Mais le modèle propose va aussi bien au-delà de la régulation de la pauvreté. Il propose un nouveau modèle social. Car, d’une part, l’articulation automatique d’une prestation monétaire unique de pauvreté et du salaire versé n’est pas sans effets sur la capacité de gestion de l’emploi des employeurs. Ces nouvelles modalités de la lutte publique contre la pauvreté donnent un immense pouvoir et une grande visibilité aux employeurs pour définir le niveau des salaires en deçà desquels les travailleurs ne peuvent plus travailler. C’est un nouvel outil de gestion qui leur est offert pour leur stratégie de baisse du « coût du travail » et leur politique de flexibilisation de l’emploi, qui rend visible le plancher de rémunération assurant la reproduction stricte de la force de travail. D’autre part, cette articulation automatique structure un nouveau cadre d’intervention de l’action publique en matière de pauvreté strictement au service de la profitabilité des entreprises. C’était encore il y a peu, un champ de l’intervention publique qui y échappait. Ce faisant, c’est aussi une refonte complète du cadre juridique de cette intervention. Hier l’action publique pour les pauvres était un droit, elle s’inscrira désormais dans le cadre d’un contrat, celui du travail. Une logique qui rappelle beaucoup ce qui a été fait dans le cadre de la complémentaire santé obligatoire d’entreprise. Ce n’est pas encore une réalité complète à ce jour, seul le RSA-activité le fait, mais c’est une tendance qui sera facilitée par la prestation unique. Enfin, volontairement ou non, la mécanique à l’oeuvre ouvre la porte à une représentation de la politique sociale telle que définie par les libéraux-libertariens dans le revenu universel. Revenu qui vient en substitution de toutes les prestations et politiques publiques à visée sociale.

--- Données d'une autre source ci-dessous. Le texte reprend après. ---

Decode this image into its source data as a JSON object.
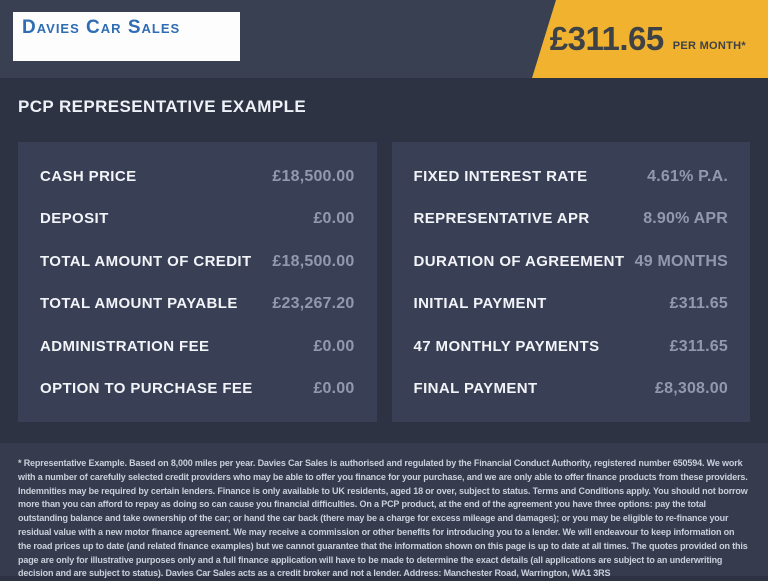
{
  "header": {
    "logo_text": "Davies Car Sales",
    "price_banner": {
      "amount": "£311.65",
      "suffix": "PER MONTH*"
    }
  },
  "page": {
    "title": "PCP REPRESENTATIVE EXAMPLE"
  },
  "finance_example": {
    "left_rows": [
      {
        "label": "CASH PRICE",
        "value": "£18,500.00"
      },
      {
        "label": "DEPOSIT",
        "value": "£0.00"
      },
      {
        "label": "TOTAL AMOUNT OF CREDIT",
        "value": "£18,500.00"
      },
      {
        "label": "TOTAL AMOUNT PAYABLE",
        "value": "£23,267.20"
      },
      {
        "label": "ADMINISTRATION FEE",
        "value": "£0.00"
      },
      {
        "label": "OPTION TO PURCHASE FEE",
        "value": "£0.00"
      }
    ],
    "right_rows": [
      {
        "label": "FIXED INTEREST RATE",
        "value": "4.61% P.A."
      },
      {
        "label": "REPRESENTATIVE APR",
        "value": "8.90% APR"
      },
      {
        "label": "DURATION OF AGREEMENT",
        "value": "49 MONTHS"
      },
      {
        "label": "INITIAL PAYMENT",
        "value": "£311.65"
      },
      {
        "label": "47 MONTHLY PAYMENTS",
        "value": "£311.65"
      },
      {
        "label": "FINAL PAYMENT",
        "value": "£8,308.00"
      }
    ]
  },
  "footer": {
    "disclaimer": "* Representative Example. Based on 8,000 miles per year. Davies Car Sales  is authorised and regulated by the Financial Conduct Authority, registered number 650594. We work with a number of carefully selected credit providers who may be able to offer you finance for your purchase, and we are only able to offer finance products from these providers. Indemnities may be required by certain lenders. Finance is only available to UK residents, aged 18 or over, subject to status. Terms and Conditions apply. You should not borrow more than you can afford to repay as doing so can cause you financial difficulties. On a PCP product, at the end of the agreement you have three options: pay the total outstanding balance and take ownership of the car; or hand the car back (there may be a charge for excess mileage and damages); or you may be eligible to re-finance your residual value with a new motor finance agreement. We may receive a commission or other benefits for introducing you to a lender. We will endeavour to keep information on the road prices up to date (and related finance examples) but we cannot guarantee that the information shown on this page is up to date at all times. The quotes provided on this page are only for illustrative purposes only and a full finance application will have to be made to determine the exact details (all applications are subject to an underwriting decision and are subject to status). Davies Car Sales  acts as a credit broker and not a lender. Address: Manchester Road, Warrington, WA1 3RS"
  },
  "colors": {
    "header_bg": "#394051",
    "main_bg": "#2E3344",
    "panel_bg": "#394056",
    "footer_bg": "#363C4D",
    "accent_yellow": "#F1B32F",
    "logo_blue": "#2E6CB4",
    "label_text": "#F2F4F8",
    "value_text": "#9199AF",
    "banner_text": "#3E4247"
  }
}
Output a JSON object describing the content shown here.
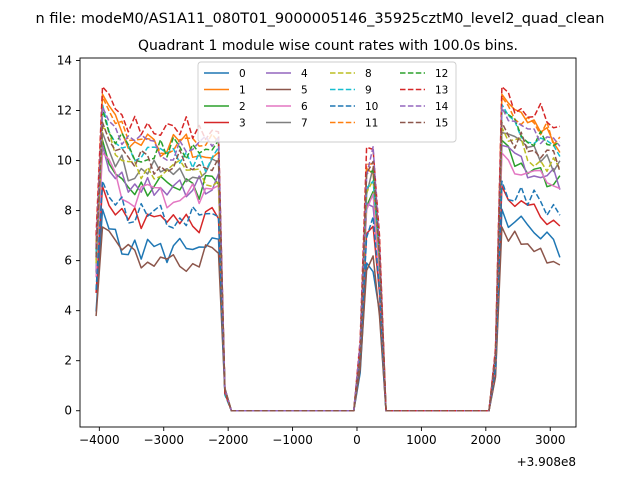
{
  "figure": {
    "suptitle": "n file: modeM0/AS1A11_080T01_9000005146_35925cztM0_level2_quad_clean"
  },
  "chart_data": {
    "type": "line",
    "title": "Quadrant 1 module wise count rates with 100.0s bins.",
    "xlabel": "",
    "ylabel": "",
    "x_offset_label": "+3.908e8",
    "xlim": [
      -4300,
      3400
    ],
    "ylim": [
      -0.65,
      14.1
    ],
    "xticks": [
      -4000,
      -3000,
      -2000,
      -1000,
      0,
      1000,
      2000,
      3000
    ],
    "xtick_labels": [
      "−4000",
      "−3000",
      "−2000",
      "−1000",
      "0",
      "1000",
      "2000",
      "3000"
    ],
    "yticks": [
      0,
      2,
      4,
      6,
      8,
      10,
      12,
      14
    ],
    "ytick_labels": [
      "0",
      "2",
      "4",
      "6",
      "8",
      "10",
      "12",
      "14"
    ],
    "grid": false,
    "legend_position": "top-center",
    "legend_columns": 4,
    "segments": [
      {
        "start": -4050,
        "end": -2150
      },
      {
        "start": 50,
        "end": 350
      },
      {
        "start": 2150,
        "end": 3150
      }
    ],
    "gap_points": [
      -2050,
      -1950,
      -1850,
      350,
      2050
    ],
    "series": [
      {
        "name": "0",
        "color": "#1f77b4",
        "dash": false,
        "level": 6.4,
        "peak": 7.9
      },
      {
        "name": "1",
        "color": "#ff7f0e",
        "dash": false,
        "level": 10.6,
        "peak": 12.4
      },
      {
        "name": "2",
        "color": "#2ca02c",
        "dash": false,
        "level": 8.9,
        "peak": 10.6
      },
      {
        "name": "3",
        "color": "#d62728",
        "dash": false,
        "level": 7.6,
        "peak": 8.8
      },
      {
        "name": "4",
        "color": "#9467bd",
        "dash": false,
        "level": 9.0,
        "peak": 10.4
      },
      {
        "name": "5",
        "color": "#8c564b",
        "dash": false,
        "level": 6.1,
        "peak": 7.2
      },
      {
        "name": "6",
        "color": "#e377c2",
        "dash": false,
        "level": 8.6,
        "peak": 10.1
      },
      {
        "name": "7",
        "color": "#7f7f7f",
        "dash": false,
        "level": 9.7,
        "peak": 10.9
      },
      {
        "name": "8",
        "color": "#bcbd22",
        "dash": true,
        "level": 9.5,
        "peak": 11.1
      },
      {
        "name": "9",
        "color": "#17becf",
        "dash": true,
        "level": 10.1,
        "peak": 12.0
      },
      {
        "name": "10",
        "color": "#1f77b4",
        "dash": true,
        "level": 7.8,
        "peak": 9.0
      },
      {
        "name": "11",
        "color": "#ff7f0e",
        "dash": true,
        "level": 10.7,
        "peak": 12.3
      },
      {
        "name": "12",
        "color": "#2ca02c",
        "dash": true,
        "level": 10.4,
        "peak": 11.8
      },
      {
        "name": "13",
        "color": "#d62728",
        "dash": true,
        "level": 11.3,
        "peak": 12.7
      },
      {
        "name": "14",
        "color": "#9467bd",
        "dash": true,
        "level": 10.5,
        "peak": 11.9
      },
      {
        "name": "15",
        "color": "#8c564b",
        "dash": true,
        "level": 9.9,
        "peak": 11.3
      }
    ]
  }
}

Cette nouvelle annonce du gouvernement n’est donc pas une réponse publique et technique à un sujet important mais « secondaire » bien que de plus en plus prégnant dans le pays. Il s’agit d’une vraie vision de société qui est en train de se concrétiser, qui balaie les idées et les conquêtes issues de 1945, et redéfinit un cadre institutionnel pour la mettre en œuvre. Il est donc essentiel de ne pas tomber dans un débat caricatural pour traiter la proposition gouvernementale. Le débat n’est plus de discuter si la pauvreté est volontaire ou pas, ou si le gouvernement veut s’en prendre aux pauvres ou pas. Il faut prendre cette proposition pour ce qu’elle est : un projet politique, et se donner les moyens de lui opposer un projet politique alternatif, une autre vision du monde.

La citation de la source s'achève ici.